What is life cycle assessment?
‘Life Cycle Assessment is a process to evaluate the environmental burdens associated with a product, process or activity by identifying and quantifying energy and materials used and wastes released to the environment; to assess the impact of those energy and material uses and releases to the environment; and to identify and evaluate opportunities to affect environmental improvements.
The assessment includes the entire life cycle of the product, process or activity, encompassing extracting and processing raw materials; manufacturing; transportation and distribution; use, maintenance; recycling and final disposal.’
Life cycle assessment
Life Cycle Assessment (LCA) is defined under ISO 14040, whereby a product’s resource use and emissions are evaluated from cradle-to-gate or cradle-to-grave, and normalised to a functional unit or one square metre of protection of a steel product for a specified period of time.
LCAs can be costly but they have the advantage of making comparisons over a wide range of potential environmental impacts (not just carbon emissions and energy consumption). The disadvantage is that LCA is time consuming, expensive and complex and that the results are often difficult to interpret. For example, practitioners and customers may be left to make their own decisions on the relative importance of higher carbon dioxide emissions for one product and increased ecological toxicity for another.
LCA can allow comparison between products which serve the same purpose, such as coatings for metal products. However, the use of LCA for coatings is relatively new and there are few instances of directly comparable LCA studies in this field with differing functional units, timescales, operating conditions, boundaries and other variables, being used by commercial organisations, university departments and governmental bodies.

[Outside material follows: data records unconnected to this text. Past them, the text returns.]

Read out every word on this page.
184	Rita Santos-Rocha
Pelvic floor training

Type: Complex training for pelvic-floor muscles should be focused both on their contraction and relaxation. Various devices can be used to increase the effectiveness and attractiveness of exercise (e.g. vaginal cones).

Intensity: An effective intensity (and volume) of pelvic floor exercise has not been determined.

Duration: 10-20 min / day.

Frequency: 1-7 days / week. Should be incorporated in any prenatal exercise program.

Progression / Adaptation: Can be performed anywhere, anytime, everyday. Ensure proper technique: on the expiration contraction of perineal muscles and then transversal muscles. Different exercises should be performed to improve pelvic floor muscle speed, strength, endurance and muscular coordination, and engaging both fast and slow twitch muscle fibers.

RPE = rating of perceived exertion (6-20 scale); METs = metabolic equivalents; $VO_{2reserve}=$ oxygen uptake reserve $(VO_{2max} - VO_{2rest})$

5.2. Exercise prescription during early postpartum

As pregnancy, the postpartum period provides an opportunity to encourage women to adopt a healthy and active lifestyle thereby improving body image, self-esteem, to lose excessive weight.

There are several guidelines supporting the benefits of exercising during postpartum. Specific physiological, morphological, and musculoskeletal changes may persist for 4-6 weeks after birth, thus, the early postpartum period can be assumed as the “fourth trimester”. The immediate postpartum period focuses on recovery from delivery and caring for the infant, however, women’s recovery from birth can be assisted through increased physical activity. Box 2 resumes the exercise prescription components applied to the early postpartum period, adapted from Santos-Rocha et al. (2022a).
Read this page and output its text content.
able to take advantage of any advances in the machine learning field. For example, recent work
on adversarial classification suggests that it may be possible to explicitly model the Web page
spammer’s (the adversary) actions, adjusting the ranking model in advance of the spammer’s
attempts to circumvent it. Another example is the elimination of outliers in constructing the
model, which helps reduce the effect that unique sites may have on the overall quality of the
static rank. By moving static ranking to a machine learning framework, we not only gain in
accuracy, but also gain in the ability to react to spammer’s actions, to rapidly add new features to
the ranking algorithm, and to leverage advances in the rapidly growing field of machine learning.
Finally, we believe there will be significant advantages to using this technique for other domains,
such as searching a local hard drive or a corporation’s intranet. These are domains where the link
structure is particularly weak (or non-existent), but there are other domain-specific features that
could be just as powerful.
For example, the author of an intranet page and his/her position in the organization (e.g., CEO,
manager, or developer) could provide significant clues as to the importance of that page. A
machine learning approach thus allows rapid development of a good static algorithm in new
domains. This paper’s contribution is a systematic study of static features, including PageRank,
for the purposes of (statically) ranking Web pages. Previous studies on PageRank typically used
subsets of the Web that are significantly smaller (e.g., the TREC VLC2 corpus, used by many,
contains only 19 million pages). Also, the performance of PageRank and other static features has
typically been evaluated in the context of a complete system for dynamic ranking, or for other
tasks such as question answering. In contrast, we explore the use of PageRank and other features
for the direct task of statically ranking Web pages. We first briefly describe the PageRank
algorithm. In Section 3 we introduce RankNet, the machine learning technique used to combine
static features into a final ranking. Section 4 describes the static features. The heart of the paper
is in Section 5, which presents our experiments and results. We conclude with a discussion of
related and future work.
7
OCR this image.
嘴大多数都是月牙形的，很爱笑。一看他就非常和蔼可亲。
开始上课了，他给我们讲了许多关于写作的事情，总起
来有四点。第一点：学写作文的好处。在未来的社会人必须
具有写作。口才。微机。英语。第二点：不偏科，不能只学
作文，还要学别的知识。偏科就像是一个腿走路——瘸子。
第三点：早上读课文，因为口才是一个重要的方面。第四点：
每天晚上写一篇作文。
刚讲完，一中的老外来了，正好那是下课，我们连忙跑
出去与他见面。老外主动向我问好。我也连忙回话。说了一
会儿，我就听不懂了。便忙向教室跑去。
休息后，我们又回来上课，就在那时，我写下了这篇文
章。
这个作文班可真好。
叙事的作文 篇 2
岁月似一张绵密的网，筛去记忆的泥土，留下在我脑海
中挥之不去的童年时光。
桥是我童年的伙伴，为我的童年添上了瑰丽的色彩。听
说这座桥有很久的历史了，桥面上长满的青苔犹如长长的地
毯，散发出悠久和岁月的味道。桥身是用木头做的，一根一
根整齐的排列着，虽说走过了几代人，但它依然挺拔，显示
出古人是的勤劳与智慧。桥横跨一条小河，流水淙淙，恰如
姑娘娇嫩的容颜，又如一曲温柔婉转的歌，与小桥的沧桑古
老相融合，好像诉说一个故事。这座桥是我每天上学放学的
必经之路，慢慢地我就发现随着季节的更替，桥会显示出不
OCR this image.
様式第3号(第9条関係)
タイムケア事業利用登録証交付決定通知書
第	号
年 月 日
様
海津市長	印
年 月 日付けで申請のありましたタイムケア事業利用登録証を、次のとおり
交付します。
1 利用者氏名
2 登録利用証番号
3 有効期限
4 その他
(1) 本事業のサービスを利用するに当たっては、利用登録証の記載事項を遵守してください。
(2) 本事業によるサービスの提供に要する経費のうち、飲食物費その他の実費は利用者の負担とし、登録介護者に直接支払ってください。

Commercial databases which contain Life Cycle Inventories (LCIs) for manufacturing elements and environmental burdens involved in creating a product may be used to build up LCAs. Transmission of researched LCIs is facilitated by EcoSpold, a common data exchange format that links to proprietary LCA software.
It seems sensible to follow the trends currently underway (or planned) for other building products and to calculate the embodied energy and other environmental impacts for galvanized products.
This would allow the galvanized products to be listed alongside, and compared with, alternatives. However, as noted above, the most informative comparisons are between completed structures providing an equivalent service.
The gradual interest from media of the climate debate has put pressure on the development of comparable and quality-assured environmental information. This was identified early by the International Standardisation Organisation, (ISO) which has developed a standard for such information about the environmental performance of products and services, so-called environmental product declarations (EPD®).